The third common approach is to used mixed linear models. The standard linear model is \(\bar{Y}=\bar{X}\beta+\bar{\epsilon}\) where \(Y\) is the phenotype vector, \(X\) is the genotype vector and \(\beta\) is the SNP effect. The elements of the error vector \(\bar{\epsilon}\) are IID. In the mixed model, there is an additional term: \(\bar{Y}=\bar{X}\beta+\bar{\epsilon}+\bar{\eta}\), where the elements of \({\bar{\eta}}\) have a fixed covariance structure (usually the kinship matrix). These models originate from the animal breeding literature where the kinship matrix was originally defined by the pedigree, but in humans it is usually inferred from the data (e.g. EMMAX). In fact, it can be shown that, because the principal components are just the eigenvectors of the kinship matrix, the mixed model can be written as \(\bar{Y}=\bar{X}\beta+\bar{\epsilon}+a_1P_1+a_2P_2+a_3P_3+\dots\) where \(P_i\) are the principal components. The only difference is that in the mixed model, the likelihood of the coefficients \(a_i\) is given by a Gaussian function with variance proportional to the eigenvalue of \(P_i\), while in the standard principal component correction, the likelihood is constant. Put another way, the difference between the mixed model and PCA corrections is that the mixed model assumes that the contribution of each principal component is proportional to its eigenvalue, while the PCA correction does not.

Which correction should you use?

Depends what you are correcting for. If you are correcting for polygenic background genetic effects, it makes sense to use a mixed model, since you know that the covariance of the background effects should be equal to the kinship matrix.

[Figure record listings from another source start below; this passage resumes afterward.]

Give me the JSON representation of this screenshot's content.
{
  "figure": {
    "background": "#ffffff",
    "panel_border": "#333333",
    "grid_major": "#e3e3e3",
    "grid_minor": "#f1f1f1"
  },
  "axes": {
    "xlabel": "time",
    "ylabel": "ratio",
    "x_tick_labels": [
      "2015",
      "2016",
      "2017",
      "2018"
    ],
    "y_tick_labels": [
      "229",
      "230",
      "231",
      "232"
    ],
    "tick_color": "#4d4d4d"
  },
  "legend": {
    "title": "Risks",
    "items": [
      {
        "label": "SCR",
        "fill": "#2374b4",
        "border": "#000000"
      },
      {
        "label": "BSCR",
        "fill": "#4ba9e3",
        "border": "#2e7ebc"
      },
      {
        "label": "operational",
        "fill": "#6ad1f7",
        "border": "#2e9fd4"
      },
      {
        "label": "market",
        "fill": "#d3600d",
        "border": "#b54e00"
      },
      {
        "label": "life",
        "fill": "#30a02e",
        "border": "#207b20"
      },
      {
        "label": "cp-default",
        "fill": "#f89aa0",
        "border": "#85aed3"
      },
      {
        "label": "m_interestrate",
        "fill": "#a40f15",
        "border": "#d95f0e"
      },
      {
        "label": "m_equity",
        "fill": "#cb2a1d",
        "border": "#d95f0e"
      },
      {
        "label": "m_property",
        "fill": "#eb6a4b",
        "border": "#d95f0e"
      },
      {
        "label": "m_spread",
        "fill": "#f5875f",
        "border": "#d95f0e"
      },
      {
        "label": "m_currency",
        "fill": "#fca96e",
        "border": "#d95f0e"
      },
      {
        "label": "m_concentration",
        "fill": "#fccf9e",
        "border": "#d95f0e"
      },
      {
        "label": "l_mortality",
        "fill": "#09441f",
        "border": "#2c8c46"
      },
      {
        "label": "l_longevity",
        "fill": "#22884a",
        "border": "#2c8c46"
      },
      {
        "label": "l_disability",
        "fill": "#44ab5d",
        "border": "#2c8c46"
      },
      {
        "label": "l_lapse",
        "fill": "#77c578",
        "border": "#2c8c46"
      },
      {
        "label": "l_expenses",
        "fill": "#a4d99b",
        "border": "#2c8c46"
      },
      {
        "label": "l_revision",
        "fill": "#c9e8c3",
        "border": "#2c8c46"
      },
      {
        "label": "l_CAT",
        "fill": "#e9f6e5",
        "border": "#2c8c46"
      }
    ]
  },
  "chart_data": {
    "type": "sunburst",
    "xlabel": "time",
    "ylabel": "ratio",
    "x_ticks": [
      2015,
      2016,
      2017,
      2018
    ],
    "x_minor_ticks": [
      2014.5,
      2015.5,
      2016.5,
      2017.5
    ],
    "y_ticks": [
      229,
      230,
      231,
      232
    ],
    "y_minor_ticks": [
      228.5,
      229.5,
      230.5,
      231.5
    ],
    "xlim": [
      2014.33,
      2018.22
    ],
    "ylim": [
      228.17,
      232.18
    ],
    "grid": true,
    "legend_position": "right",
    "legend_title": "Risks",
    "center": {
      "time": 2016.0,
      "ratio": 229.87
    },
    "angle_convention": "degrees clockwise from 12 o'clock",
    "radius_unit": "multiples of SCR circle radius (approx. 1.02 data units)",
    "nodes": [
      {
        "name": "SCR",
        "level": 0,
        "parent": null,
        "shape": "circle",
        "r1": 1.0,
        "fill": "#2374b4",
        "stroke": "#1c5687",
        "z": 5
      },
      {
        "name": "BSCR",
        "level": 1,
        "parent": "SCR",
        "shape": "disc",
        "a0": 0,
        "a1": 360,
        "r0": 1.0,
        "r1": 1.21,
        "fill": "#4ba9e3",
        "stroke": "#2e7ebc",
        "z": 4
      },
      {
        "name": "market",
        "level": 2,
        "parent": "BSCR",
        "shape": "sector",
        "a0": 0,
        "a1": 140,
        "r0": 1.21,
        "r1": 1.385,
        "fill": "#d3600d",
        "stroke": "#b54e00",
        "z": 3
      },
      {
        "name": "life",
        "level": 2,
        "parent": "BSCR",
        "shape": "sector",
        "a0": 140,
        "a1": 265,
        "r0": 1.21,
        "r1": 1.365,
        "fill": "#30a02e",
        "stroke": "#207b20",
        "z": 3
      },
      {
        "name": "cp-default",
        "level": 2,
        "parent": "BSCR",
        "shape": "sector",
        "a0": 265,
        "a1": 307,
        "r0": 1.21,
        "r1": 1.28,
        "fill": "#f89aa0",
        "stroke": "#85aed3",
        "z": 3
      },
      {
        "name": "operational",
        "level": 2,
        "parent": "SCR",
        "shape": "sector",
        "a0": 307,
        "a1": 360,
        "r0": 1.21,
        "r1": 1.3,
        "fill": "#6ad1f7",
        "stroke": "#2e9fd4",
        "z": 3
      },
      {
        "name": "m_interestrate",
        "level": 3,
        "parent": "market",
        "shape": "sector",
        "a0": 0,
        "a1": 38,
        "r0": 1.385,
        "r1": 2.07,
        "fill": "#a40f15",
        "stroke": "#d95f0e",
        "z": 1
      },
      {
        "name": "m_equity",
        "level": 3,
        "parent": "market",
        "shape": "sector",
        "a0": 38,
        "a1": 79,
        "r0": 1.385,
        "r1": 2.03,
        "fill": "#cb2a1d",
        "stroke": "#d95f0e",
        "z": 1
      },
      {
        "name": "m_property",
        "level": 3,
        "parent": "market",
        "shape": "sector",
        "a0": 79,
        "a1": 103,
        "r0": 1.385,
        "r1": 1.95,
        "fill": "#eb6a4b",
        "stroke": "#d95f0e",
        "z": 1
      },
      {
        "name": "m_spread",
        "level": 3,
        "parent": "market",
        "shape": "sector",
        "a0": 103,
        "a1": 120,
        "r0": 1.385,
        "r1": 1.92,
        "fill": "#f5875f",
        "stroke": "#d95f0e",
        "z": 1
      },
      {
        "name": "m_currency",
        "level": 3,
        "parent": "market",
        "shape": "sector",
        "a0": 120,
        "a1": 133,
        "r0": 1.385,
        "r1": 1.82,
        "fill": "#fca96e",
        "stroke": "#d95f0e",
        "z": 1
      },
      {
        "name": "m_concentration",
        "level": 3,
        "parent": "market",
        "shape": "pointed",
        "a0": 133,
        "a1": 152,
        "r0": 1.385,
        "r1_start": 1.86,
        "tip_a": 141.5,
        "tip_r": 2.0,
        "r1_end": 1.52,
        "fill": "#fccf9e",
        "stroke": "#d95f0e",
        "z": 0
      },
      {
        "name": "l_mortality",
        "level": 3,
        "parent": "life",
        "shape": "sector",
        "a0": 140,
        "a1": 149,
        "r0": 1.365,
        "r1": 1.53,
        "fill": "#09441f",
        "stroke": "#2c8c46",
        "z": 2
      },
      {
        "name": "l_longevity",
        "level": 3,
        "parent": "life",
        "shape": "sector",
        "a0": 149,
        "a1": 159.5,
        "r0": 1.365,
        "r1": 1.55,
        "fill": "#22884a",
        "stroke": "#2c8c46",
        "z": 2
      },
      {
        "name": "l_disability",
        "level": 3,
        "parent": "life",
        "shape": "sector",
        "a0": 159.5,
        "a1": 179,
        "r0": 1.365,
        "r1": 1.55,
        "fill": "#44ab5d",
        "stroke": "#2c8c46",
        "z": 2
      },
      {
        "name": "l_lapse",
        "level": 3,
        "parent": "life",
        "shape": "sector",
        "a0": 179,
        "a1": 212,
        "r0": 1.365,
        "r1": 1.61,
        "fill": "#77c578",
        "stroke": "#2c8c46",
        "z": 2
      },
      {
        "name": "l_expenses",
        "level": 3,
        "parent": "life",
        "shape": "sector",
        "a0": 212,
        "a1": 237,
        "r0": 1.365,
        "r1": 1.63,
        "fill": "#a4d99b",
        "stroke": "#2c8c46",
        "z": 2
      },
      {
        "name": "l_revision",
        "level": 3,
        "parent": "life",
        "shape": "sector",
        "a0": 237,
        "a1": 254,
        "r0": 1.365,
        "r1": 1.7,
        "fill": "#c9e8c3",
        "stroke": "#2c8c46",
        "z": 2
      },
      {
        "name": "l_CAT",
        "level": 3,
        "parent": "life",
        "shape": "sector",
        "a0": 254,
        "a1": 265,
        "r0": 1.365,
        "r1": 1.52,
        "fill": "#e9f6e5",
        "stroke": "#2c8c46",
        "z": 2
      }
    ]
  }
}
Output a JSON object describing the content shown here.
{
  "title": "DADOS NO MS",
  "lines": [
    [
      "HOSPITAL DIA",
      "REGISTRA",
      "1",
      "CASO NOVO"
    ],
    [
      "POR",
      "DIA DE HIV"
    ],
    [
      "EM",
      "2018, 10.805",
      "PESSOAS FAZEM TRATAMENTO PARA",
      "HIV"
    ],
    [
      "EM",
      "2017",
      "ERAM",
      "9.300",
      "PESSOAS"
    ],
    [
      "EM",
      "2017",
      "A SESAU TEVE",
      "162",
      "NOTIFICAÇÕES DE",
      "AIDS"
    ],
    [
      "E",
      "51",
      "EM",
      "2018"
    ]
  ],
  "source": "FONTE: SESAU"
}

A special case of this is assortative mating, where the background effects are not uniformly distributed over the genome, but are precisely the regions that contribute to the variance of the trait which drives assortment. Therefore, if you know what they are, you should correct using a kinship matrix derived from those regions.

If you’re correcting for for environmental stratification, it probably makes more sense to use PCA, since there’s no reason to think that the covariance structure of those effects would be the same as the kinship matrix. Genomic control is probably conservative for very large GWAS of polygenic traits but still useful, particularly for some non-traditional study designs.